Only 1 of the 4 measures — surgical intervention — was not significantly altered by radium-223 (1.7% vs 1.9%; HR, 0.80; P = .69).

The product is "extremely well tolerated," Dr. Sartor noted. The data he presented showed a very slight increase over placebo for most of the adverse effects, with the exception of bone pain, which was reduced.

Grade 3/4 Adverse Events Reported in ALSYMPCA

Events Radium-223 Chloride, % Placebo, %
Anemia 11 12
Neutropenia 2 1
Thrombocytopenia 4 2
Bone pain 18 23
Diarrhea 1 1
Nausea 2 2
Vomiting 2 2
Constipation 1 1


Dr. Sartor noted that the data from this trial should be sufficient for the approval of radium-223 chloride, and said that it might offer a "new standard of care for patients with CRPC and bone metastases."

One of Several New Agents

At the same presscast, data were presented on the use of the investigation drug MDV3100 (Medivation) in a similar patient population of CRPC patients who had progressed on docetaxel. They also showed a significant improvement in survival. Although these 2 drugs are mechanistically very different, they were both well tolerated in a sick population, so there is hope that in the future they could be used in combination, said presscast moderator Nicholas Vogelzang, MD, from US Oncology Research.

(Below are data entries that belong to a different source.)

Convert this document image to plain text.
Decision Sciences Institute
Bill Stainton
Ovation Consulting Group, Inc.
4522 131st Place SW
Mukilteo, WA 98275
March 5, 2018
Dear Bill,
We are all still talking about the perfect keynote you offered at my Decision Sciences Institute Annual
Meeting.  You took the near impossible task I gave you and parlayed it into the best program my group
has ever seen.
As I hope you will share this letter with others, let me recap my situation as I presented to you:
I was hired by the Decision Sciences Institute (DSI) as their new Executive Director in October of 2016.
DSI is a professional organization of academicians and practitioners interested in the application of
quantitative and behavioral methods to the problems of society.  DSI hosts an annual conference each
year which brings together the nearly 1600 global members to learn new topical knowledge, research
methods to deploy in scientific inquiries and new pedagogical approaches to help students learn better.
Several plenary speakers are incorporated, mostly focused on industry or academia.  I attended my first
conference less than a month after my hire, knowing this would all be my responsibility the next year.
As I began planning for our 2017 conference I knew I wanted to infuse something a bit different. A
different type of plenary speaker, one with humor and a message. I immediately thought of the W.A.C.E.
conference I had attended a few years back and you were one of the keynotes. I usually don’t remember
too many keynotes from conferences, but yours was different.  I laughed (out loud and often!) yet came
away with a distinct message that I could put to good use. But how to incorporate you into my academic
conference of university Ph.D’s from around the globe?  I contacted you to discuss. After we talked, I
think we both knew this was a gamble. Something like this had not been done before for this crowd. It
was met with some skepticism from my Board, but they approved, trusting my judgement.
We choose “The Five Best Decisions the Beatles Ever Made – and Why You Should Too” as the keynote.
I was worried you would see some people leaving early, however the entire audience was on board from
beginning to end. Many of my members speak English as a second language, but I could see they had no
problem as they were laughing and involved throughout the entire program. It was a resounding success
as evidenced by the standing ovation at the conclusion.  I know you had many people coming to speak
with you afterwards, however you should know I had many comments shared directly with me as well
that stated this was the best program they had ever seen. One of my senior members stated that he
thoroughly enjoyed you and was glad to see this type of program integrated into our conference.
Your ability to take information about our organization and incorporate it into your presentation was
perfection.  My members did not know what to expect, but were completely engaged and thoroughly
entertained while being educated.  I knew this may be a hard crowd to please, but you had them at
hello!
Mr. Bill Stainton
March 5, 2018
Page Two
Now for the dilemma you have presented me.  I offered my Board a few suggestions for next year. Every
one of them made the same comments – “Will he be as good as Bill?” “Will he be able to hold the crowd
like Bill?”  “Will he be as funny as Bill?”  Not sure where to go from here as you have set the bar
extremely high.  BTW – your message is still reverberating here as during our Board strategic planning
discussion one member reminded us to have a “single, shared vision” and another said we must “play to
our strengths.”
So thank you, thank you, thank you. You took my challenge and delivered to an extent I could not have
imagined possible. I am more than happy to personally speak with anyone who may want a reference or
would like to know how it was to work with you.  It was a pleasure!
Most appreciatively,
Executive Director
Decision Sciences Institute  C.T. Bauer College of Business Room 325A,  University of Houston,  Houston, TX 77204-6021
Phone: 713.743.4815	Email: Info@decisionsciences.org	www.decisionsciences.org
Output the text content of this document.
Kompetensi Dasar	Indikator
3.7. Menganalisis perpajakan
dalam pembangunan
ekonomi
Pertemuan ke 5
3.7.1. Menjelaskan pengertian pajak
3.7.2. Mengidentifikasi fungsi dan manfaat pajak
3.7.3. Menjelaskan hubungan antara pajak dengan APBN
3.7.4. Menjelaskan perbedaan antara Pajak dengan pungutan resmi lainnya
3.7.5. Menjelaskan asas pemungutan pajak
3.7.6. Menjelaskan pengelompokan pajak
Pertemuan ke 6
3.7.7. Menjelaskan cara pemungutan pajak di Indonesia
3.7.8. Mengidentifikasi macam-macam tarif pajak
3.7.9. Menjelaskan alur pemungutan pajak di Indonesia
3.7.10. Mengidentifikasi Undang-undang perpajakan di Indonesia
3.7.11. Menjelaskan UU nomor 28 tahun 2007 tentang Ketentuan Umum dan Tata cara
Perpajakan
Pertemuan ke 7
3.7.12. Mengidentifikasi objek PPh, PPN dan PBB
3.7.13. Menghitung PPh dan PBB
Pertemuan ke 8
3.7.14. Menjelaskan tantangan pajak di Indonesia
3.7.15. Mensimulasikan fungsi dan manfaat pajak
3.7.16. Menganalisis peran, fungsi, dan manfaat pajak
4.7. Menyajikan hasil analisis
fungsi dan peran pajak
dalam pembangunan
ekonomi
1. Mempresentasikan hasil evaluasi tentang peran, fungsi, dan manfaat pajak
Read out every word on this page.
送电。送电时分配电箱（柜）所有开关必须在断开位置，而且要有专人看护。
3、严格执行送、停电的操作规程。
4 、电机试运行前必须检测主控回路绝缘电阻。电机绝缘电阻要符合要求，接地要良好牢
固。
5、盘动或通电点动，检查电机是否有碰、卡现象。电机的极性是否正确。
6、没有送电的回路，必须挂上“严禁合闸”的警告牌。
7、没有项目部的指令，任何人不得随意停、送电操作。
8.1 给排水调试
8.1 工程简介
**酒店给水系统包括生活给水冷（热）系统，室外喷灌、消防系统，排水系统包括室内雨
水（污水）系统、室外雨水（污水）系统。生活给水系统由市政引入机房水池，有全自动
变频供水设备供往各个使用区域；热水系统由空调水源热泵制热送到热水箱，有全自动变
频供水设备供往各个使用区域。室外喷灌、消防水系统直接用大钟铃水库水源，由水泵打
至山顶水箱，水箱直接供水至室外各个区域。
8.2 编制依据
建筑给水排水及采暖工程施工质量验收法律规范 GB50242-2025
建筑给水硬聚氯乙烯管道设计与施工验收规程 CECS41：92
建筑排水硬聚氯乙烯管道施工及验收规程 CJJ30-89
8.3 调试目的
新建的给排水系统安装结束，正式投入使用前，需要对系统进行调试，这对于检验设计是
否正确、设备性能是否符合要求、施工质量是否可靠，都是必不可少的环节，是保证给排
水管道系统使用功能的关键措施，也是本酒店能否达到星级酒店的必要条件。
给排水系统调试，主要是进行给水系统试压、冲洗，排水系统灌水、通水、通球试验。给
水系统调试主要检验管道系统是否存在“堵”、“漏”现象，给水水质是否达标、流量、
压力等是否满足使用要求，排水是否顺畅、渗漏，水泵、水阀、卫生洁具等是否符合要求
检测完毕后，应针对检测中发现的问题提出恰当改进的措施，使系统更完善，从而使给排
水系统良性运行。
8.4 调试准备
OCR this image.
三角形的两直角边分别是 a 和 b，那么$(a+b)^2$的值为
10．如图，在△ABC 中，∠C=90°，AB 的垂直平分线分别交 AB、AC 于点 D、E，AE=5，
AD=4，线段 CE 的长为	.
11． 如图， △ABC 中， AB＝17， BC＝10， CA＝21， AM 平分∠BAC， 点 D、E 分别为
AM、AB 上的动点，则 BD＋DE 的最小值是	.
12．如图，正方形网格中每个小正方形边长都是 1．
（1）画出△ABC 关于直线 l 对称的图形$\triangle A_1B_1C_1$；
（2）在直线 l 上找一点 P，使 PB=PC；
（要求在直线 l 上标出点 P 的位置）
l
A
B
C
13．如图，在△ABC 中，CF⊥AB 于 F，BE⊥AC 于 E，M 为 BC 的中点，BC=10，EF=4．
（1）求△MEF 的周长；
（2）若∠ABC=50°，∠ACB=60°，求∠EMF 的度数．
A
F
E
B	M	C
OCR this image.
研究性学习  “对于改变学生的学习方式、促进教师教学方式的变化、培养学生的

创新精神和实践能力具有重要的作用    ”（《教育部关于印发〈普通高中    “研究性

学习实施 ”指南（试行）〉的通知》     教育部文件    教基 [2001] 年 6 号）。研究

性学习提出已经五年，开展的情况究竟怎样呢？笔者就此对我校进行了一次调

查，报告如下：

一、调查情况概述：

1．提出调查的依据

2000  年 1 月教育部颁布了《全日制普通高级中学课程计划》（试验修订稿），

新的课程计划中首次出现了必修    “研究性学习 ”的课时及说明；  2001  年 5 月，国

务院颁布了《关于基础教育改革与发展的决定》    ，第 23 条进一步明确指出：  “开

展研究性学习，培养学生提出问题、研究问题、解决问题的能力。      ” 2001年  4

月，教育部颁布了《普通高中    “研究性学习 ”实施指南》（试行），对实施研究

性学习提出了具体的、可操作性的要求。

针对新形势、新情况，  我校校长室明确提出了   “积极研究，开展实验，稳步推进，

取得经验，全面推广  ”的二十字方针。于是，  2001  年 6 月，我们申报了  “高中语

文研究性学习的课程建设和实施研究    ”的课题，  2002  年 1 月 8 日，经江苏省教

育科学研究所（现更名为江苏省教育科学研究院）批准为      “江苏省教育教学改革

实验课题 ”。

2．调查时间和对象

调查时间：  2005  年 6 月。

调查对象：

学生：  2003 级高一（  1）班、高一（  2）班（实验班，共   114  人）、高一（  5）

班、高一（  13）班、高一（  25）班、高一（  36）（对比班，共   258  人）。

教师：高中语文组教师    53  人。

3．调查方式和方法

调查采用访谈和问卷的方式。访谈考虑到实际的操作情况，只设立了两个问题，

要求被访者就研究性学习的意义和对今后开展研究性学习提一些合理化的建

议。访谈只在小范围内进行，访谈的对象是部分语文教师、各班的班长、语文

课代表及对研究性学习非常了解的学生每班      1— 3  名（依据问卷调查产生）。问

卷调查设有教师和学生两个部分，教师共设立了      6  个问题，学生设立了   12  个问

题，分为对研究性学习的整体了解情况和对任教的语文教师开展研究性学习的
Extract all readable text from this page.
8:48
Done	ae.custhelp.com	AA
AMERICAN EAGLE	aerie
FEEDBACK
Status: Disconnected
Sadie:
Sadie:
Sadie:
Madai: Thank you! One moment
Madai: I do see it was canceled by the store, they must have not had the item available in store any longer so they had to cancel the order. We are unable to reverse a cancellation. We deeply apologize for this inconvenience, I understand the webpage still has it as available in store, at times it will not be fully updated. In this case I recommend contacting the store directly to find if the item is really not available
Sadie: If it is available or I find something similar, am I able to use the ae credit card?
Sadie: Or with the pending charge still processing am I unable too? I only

The question of which drug to use when will be intensified when these 2 drugs are approved; they will be joining 3 drugs recently approved for use in a similar population of patients with advanced prostate cancer patients — abiraterone (Zytiga, Cougar Biotechnology), carbazitaxel (Jevtana, sanofi-aventis), and the vaccine sipuleucel-T (Provenge, Dendreon).

It was only in 2009 that there was just 1 drug showing a survival advantage in the CRPC setting — docetaxel; now there are quite a few, Dr. Vogelzang said.

Each drug on its own has been shown to improve survival, but it is likely that combinations of these drugs, or using them in sequence, "may add even more value. While we have an important step forward now, it may be even more important in the future," Dr. Sartor said.

2012 Genitourinary Cancers Symposium (GUCS): Abstract 8. To be presented February 2, 2012.